Athanasios Orphanides, Professor, MIT Sloan School of Management

What went wrong last year?

According to one estimate (see here), households worldwide lost about $23Tn of wealth last year – mainly because of falling property and equity prices. That exceeds the losses suffered during the Global Financial Crisis (GFC). Losses back then were approximately $18Tn worldwide. I bring this up, as it shows how important liquidity has become in financial markets. The GFC did much more damage to the global economy than anything we endured in 2022, but liquidity last year was very tight.

The cost of capital (i.e. interest rates) is another way to think of liquidity and its importance to the wellbeing of financial markets. When interest rates were close to zero, plenty of borrowing took place for financial investment purposes, and that drove up risk asset prices. At the same time, households and corporates were reluctant to park excess capital with banks or in money market instruments, as the expected return was nil. Instead, they invested in risk assets.

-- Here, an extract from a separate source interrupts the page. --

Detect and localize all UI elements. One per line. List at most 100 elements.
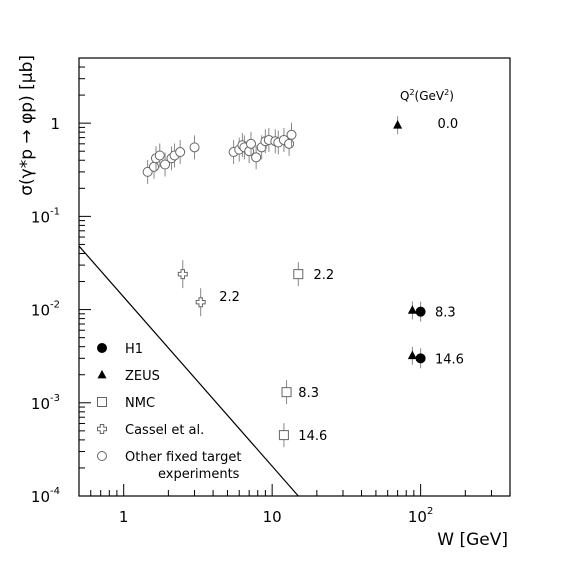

Now, if you look back on the post-GFC era – an era I prefer to call the QE era – it is little wonder that household wealth grew so much during those years. Think about it. The cost of capital was non-existing. There was plenty of liquidity in the system thanks to central banks’ appetite for QE, and you couldn’t earn a dime on your capital, unless you were prepared to take some risk. And to cap it all – Wall Street were busy telling private investors that, as long as they followed a 60/40 investment strategy, they would never lose out, as equities and bonds are always negatively correlated (they said).

Reality turned out to be very different, though. The correlation between bond and equity returns, which had been negative for many years, suddenly turned positive (Exhibit 1), and all those ’wonderful’ 60/40 funds that investors had put their savings into began to deliver negative returns. And, to add insult to injury, for the first time ever, bonds losses were bigger than equity losses last year.